JUSTICE La micro-crèche qui ne voulait pas de Rose, fillette épileptique
En février 2016, Rose est exclue de sa micro-crèche de Meyrannes. La raison ? Son épilepsie. Suite à la plainte « pour discrimination » déposée par ses parents contre les services publics, le procès s’est tenu ce vendredi au tribunal correctionnel d’Alès.

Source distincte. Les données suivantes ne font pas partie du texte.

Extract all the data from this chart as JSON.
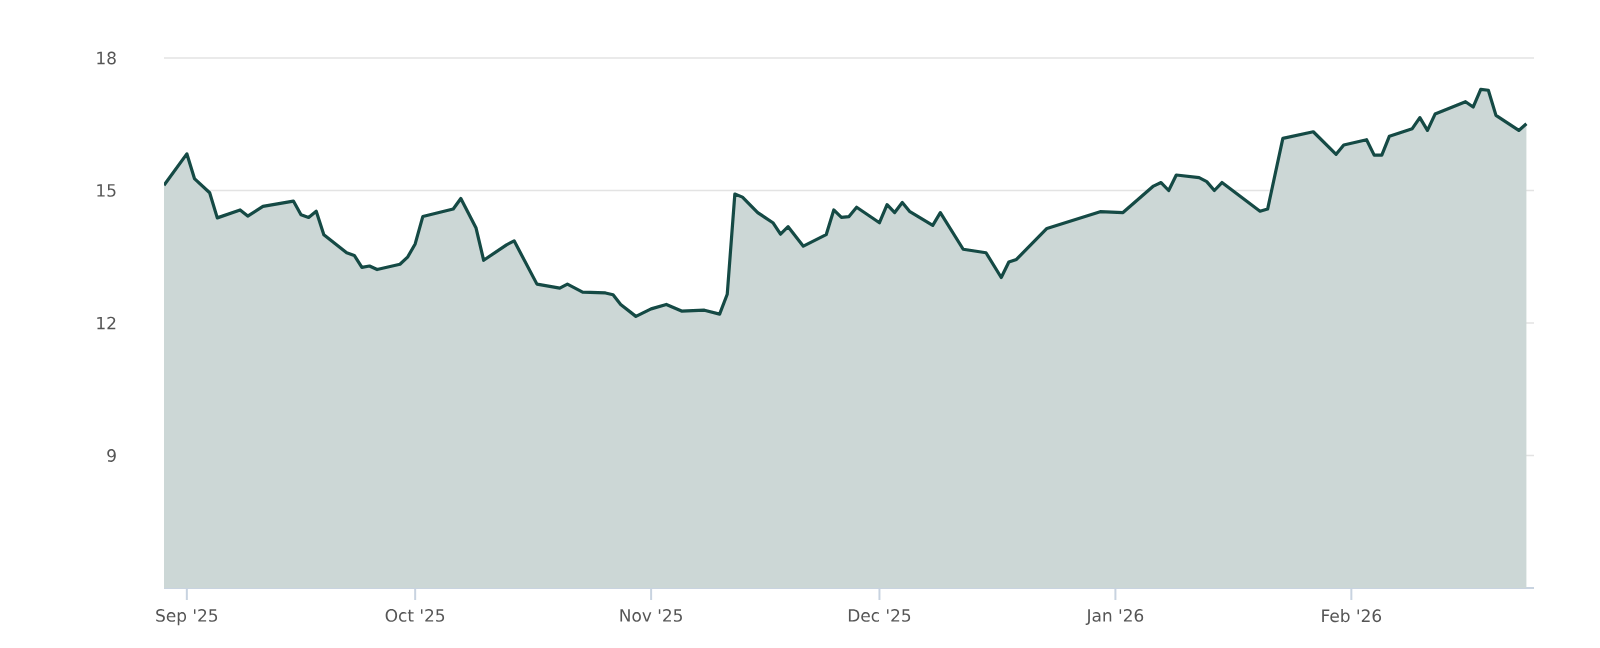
{
  "chart_data": {
    "type": "area",
    "color": "#154a45",
    "line_style": "solid",
    "grid": "y",
    "xlim": [
      "2025-08-29",
      "2026-02-25"
    ],
    "ylim": [
      6,
      18
    ],
    "yticks": [
      9,
      12,
      15,
      18
    ],
    "xticks": [
      {
        "value": "2025-09-01",
        "label": "Sep '25"
      },
      {
        "value": "2025-10-01",
        "label": "Oct '25"
      },
      {
        "value": "2025-11-01",
        "label": "Nov '25"
      },
      {
        "value": "2025-12-01",
        "label": "Dec '25"
      },
      {
        "value": "2026-01-01",
        "label": "Jan '26"
      },
      {
        "value": "2026-02-01",
        "label": "Feb '26"
      }
    ],
    "x": [
      "2025-08-29",
      "2025-09-01",
      "2025-09-02",
      "2025-09-04",
      "2025-09-05",
      "2025-09-08",
      "2025-09-09",
      "2025-09-11",
      "2025-09-15",
      "2025-09-16",
      "2025-09-17",
      "2025-09-18",
      "2025-09-19",
      "2025-09-22",
      "2025-09-23",
      "2025-09-24",
      "2025-09-25",
      "2025-09-26",
      "2025-09-29",
      "2025-09-30",
      "2025-10-01",
      "2025-10-02",
      "2025-10-06",
      "2025-10-07",
      "2025-10-09",
      "2025-10-10",
      "2025-10-13",
      "2025-10-14",
      "2025-10-17",
      "2025-10-20",
      "2025-10-21",
      "2025-10-23",
      "2025-10-26",
      "2025-10-27",
      "2025-10-28",
      "2025-10-30",
      "2025-11-01",
      "2025-11-03",
      "2025-11-05",
      "2025-11-08",
      "2025-11-10",
      "2025-11-11",
      "2025-11-12",
      "2025-11-13",
      "2025-11-15",
      "2025-11-17",
      "2025-11-18",
      "2025-11-19",
      "2025-11-21",
      "2025-11-24",
      "2025-11-25",
      "2025-11-26",
      "2025-11-27",
      "2025-11-28",
      "2025-12-01",
      "2025-12-02",
      "2025-12-03",
      "2025-12-04",
      "2025-12-05",
      "2025-12-08",
      "2025-12-09",
      "2025-12-12",
      "2025-12-15",
      "2025-12-17",
      "2025-12-18",
      "2025-12-19",
      "2025-12-23",
      "2025-12-30",
      "2026-01-02",
      "2026-01-06",
      "2026-01-07",
      "2026-01-08",
      "2026-01-09",
      "2026-01-12",
      "2026-01-13",
      "2026-01-14",
      "2026-01-15",
      "2026-01-20",
      "2026-01-21",
      "2026-01-23",
      "2026-01-27",
      "2026-01-30",
      "2026-01-31",
      "2026-02-03",
      "2026-02-04",
      "2026-02-05",
      "2026-02-06",
      "2026-02-09",
      "2026-02-10",
      "2026-02-11",
      "2026-02-12",
      "2026-02-16",
      "2026-02-17",
      "2026-02-18",
      "2026-02-19",
      "2026-02-20",
      "2026-02-23",
      "2026-02-24"
    ],
    "values": [
      15.12,
      15.83,
      15.27,
      14.95,
      14.38,
      14.56,
      14.42,
      14.64,
      14.76,
      14.45,
      14.39,
      14.53,
      14.0,
      13.59,
      13.53,
      13.26,
      13.29,
      13.21,
      13.33,
      13.49,
      13.79,
      14.41,
      14.58,
      14.82,
      14.15,
      13.42,
      13.77,
      13.86,
      12.88,
      12.79,
      12.88,
      12.7,
      12.68,
      12.64,
      12.42,
      12.15,
      12.32,
      12.42,
      12.27,
      12.29,
      12.2,
      12.65,
      14.92,
      14.85,
      14.5,
      14.27,
      14.01,
      14.18,
      13.74,
      14.0,
      14.56,
      14.39,
      14.41,
      14.62,
      14.27,
      14.68,
      14.5,
      14.73,
      14.52,
      14.21,
      14.5,
      13.67,
      13.59,
      13.03,
      13.38,
      13.44,
      14.14,
      14.52,
      14.5,
      15.1,
      15.18,
      15.0,
      15.35,
      15.29,
      15.2,
      15.0,
      15.18,
      14.53,
      14.58,
      16.18,
      16.33,
      15.82,
      16.03,
      16.15,
      15.8,
      15.8,
      16.23,
      16.4,
      16.65,
      16.36,
      16.73,
      17.01,
      16.89,
      17.29,
      17.27,
      16.7,
      16.36,
      16.51
    ]
  }
}
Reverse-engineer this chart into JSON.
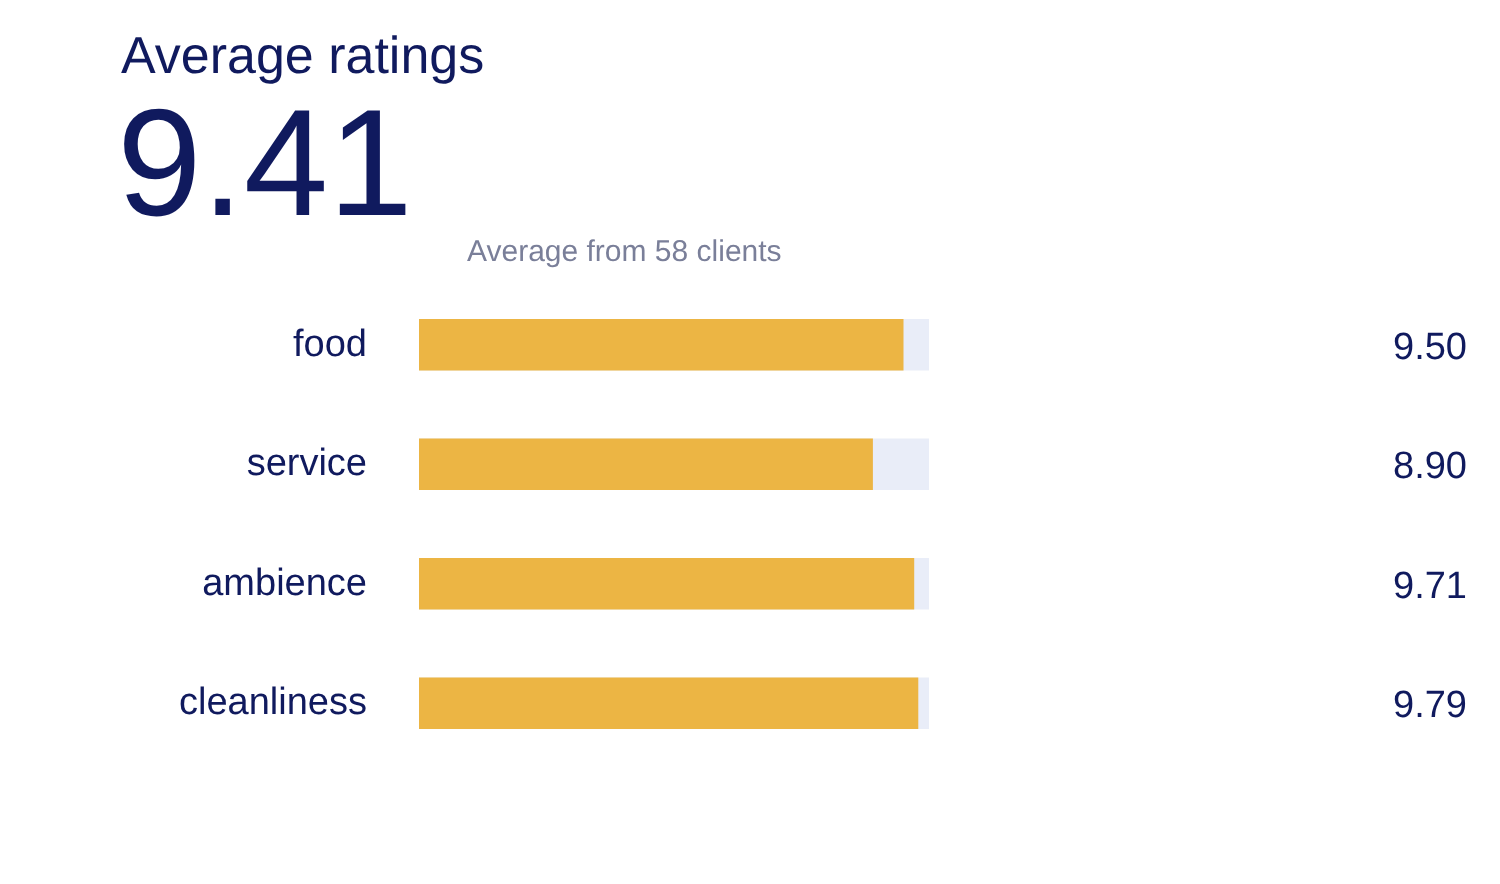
{
  "chart_data": {
    "type": "bar",
    "orientation": "horizontal",
    "title": "Average ratings",
    "annotations": [
      "9.41",
      "Average from 58 clients"
    ],
    "categories": [
      "food",
      "service",
      "ambience",
      "cleanliness"
    ],
    "values": [
      9.5,
      8.9,
      9.71,
      9.79
    ],
    "value_labels": [
      "9.50",
      "8.90",
      "9.71",
      "9.79"
    ],
    "color": "#ecb544",
    "xlim": [
      0,
      10
    ],
    "grid": false
  }
}
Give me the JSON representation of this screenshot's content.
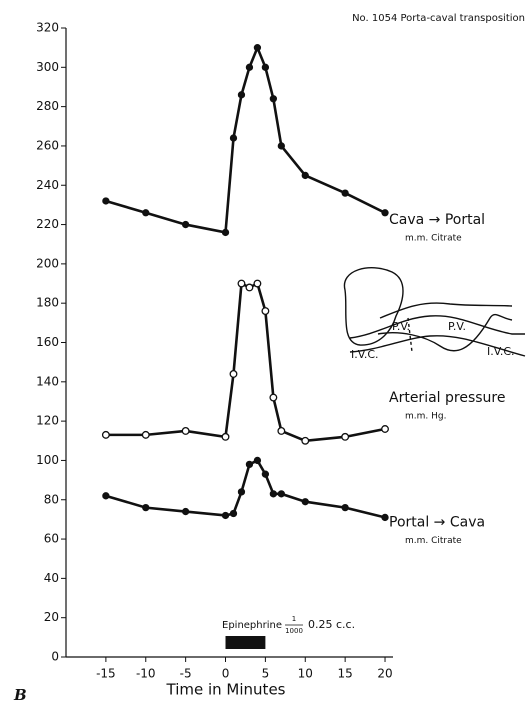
{
  "chart_data": {
    "type": "line",
    "title": "No. 1054 Porta-caval transposition",
    "x_label": "Time in Minutes",
    "figure_letter": "B",
    "x": [
      -15,
      -10,
      -5,
      0,
      1,
      2,
      3,
      4,
      5,
      6,
      7,
      10,
      15,
      20
    ],
    "series": [
      {
        "name": "Cava → Portal",
        "unit": "m.m. Citrate",
        "marker": "filled",
        "color": "#111111",
        "values": [
          232,
          226,
          220,
          216,
          264,
          286,
          300,
          310,
          300,
          284,
          260,
          245,
          236,
          226
        ]
      },
      {
        "name": "Arterial pressure",
        "unit": "m.m. Hg.",
        "marker": "open",
        "color": "#111111",
        "values": [
          113,
          113,
          115,
          112,
          144,
          190,
          188,
          190,
          176,
          132,
          115,
          110,
          112,
          116
        ]
      },
      {
        "name": "Portal → Cava",
        "unit": "m.m. Citrate",
        "marker": "filled",
        "color": "#111111",
        "values": [
          82,
          76,
          74,
          72,
          73,
          84,
          98,
          100,
          93,
          83,
          83,
          79,
          76,
          71
        ]
      }
    ],
    "injection": {
      "label": "Epinephrine",
      "numerator": "1",
      "denominator": "1000",
      "dose": "0.25 c.c.",
      "interval": [
        0,
        5
      ]
    },
    "diagram_labels": [
      "P.V.",
      "P.V.",
      "I.V.C.",
      "I.V.C."
    ],
    "xlim": [
      -20,
      21
    ],
    "ylim": [
      0,
      320
    ],
    "xticks": [
      -15,
      -10,
      -5,
      0,
      5,
      10,
      15,
      20
    ],
    "yticks": [
      0,
      20,
      40,
      60,
      80,
      100,
      120,
      140,
      160,
      180,
      200,
      220,
      240,
      260,
      280,
      300,
      320
    ]
  }
}
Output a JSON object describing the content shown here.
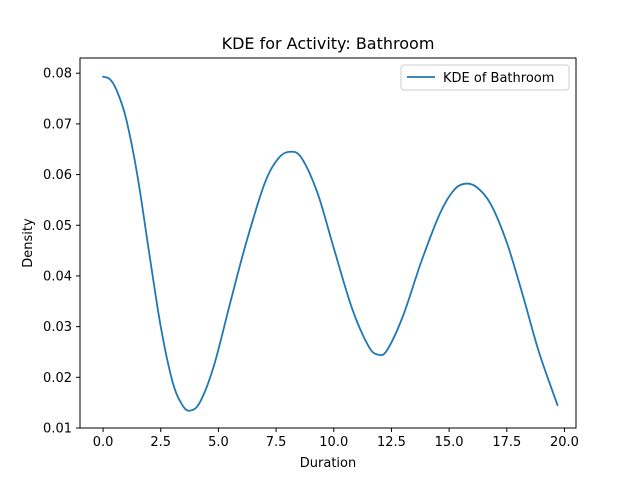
{
  "chart_data": {
    "type": "line",
    "title": "KDE for Activity: Bathroom",
    "xlabel": "Duration",
    "ylabel": "Density",
    "xlim": [
      -1,
      20.5
    ],
    "ylim": [
      0.01,
      0.083
    ],
    "x_ticks": [
      0.0,
      2.5,
      5.0,
      7.5,
      10.0,
      12.5,
      15.0,
      17.5,
      20.0
    ],
    "x_tick_labels": [
      "0.0",
      "2.5",
      "5.0",
      "7.5",
      "10.0",
      "12.5",
      "15.0",
      "17.5",
      "20.0"
    ],
    "y_ticks": [
      0.01,
      0.02,
      0.03,
      0.04,
      0.05,
      0.06,
      0.07,
      0.08
    ],
    "y_tick_labels": [
      "0.01",
      "0.02",
      "0.03",
      "0.04",
      "0.05",
      "0.06",
      "0.07",
      "0.08"
    ],
    "grid": false,
    "legend_position": "top-right",
    "series": [
      {
        "name": "KDE of Bathroom",
        "color": "#1f77b4",
        "x": [
          0.0,
          0.3,
          0.6,
          1.0,
          1.5,
          2.0,
          2.5,
          3.0,
          3.4,
          3.75,
          4.2,
          4.8,
          5.5,
          6.2,
          7.0,
          7.6,
          8.1,
          8.6,
          9.3,
          10.0,
          10.8,
          11.5,
          11.9,
          12.3,
          13.0,
          13.8,
          14.6,
          15.2,
          15.7,
          16.2,
          16.8,
          17.5,
          18.2,
          18.9,
          19.7
        ],
        "y": [
          0.0793,
          0.0788,
          0.0765,
          0.071,
          0.0595,
          0.0445,
          0.03,
          0.0193,
          0.0148,
          0.0134,
          0.0151,
          0.0222,
          0.0345,
          0.0465,
          0.0582,
          0.0632,
          0.0645,
          0.0633,
          0.0563,
          0.0455,
          0.0335,
          0.0262,
          0.0245,
          0.0253,
          0.0321,
          0.0429,
          0.0523,
          0.0569,
          0.0582,
          0.0575,
          0.0542,
          0.0466,
          0.0361,
          0.0249,
          0.0145
        ]
      }
    ]
  }
}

Rose n’est pas là, mais un grand cadre de plusieurs photos d’elle trône sur l’un des bancs de la salle d’audience. Le banc où Émilie et Fabrice, les parents de la fillette, se sont assis pour suivre ce procès qu’ils attendaient tant. Un banc sur lequel ils entendront deux des trois prévenus s’expliquer sur l’exclusion de leur enfant : Gérard Ratier, directeur de Présence 30, l’association gestionnaire, et Olivier Martin, président de la Communauté de communes De Cèze Cévennes, délégataire de la micro-crèche. Sandrine Duval, directrice de l’établissement au moment des faits, n’est pas présente.
L’histoire commence en janvier 2016. Rose, âgée d’à peine deux ans, est prise en charge depuis plus d’un an à la micro-crèche Les Drollets, à Meyrannes, à deux pas du domicile familial de Saint-Brès. Le personnel de la structure connaît la pathologie de Rose, à savoir une maladie génétique orpheline, pouvant provoquer une épilepsie. En cas de crise, un seul médicament à lui administrer : le Buccolam, une solution buccale qui se présente sous forme de seringue pré-remplie. Le cas de Rose, explicité dans un programme d’accueil individualisé (PAI), ne pose aucune difficulté. Jusqu’au jour où la directrice en poste, qui est aussi infirmière, quitte ses fonctions. L’ennui, c’est que sa remplaçante, une certaine Sandrine Duval, n’est pas titulaire du diplôme d’infirmière. La situation se gâte. Que va-t-on faire de Rose ? D’autant que la nouvelle directrice a une autre vision des choses. Pour elle, la place de fillette épileptique – qui n’a fait qu’une seule crise depuis son arrivée à la micro-crèche – est dans un institut spécialisé.
Le couperet tombe rapidement. Rose est exclue le 29 février. La décision est à effet immédiat. « Nous fonctionnons dans un cadre réglementaire précis. Avec le départ de notre infirmière, nous n’étions plus habilité à administrer, en cas de besoin, le médicament à Rose », explique Gérard Ratier. Car le nœud du problème est là : qui peut administrer le fameux Buccolam ? « Seulement une infirmière », persiste Gérard Ratier. Alors, lorsque celle-ci était absente, quel protocole était prévu ? Interrogée à la barre du tribunal, l’infirmière et ancienne directrice répond elle-même : « L’équipe devait appeler le 15 pour qu’un médecin urgentiste autorise l’administration du médicament. C’est le règlement ». Sauf qu’une crise d’épilepsie, ça n’attend pas. « Il faut agir dans la minute ! », lance Olivier Martin. « Et personne ne peut garantir qu’un médecin répondra si vite. Nous n’avons donc pas voulu prendre de risques », poursuit-il.
Pour les parents, la pilule a du mal à passer. C’est clairement de la discrimination. Leur avocate, dans sa plaidoirie, avance qu’ « aucun texte n’interdit à une micro-crèche sans personnel soignant d’accueillir un enfant qui a une pathologie ». Pour elle, « la vérité, c’est que l’épilepsie ça fait peur ». A contrario, les conseils des prévenus soutiennent « qu’il n’y a pas de discrimination » et que « la loi, c’est la loi ». Elles plaident la relaxe. La décision sera rendue le 10 mars. Rose, quant à elle, va bien. Elle est aujourd’hui à la crèche de Saint-Ambroix.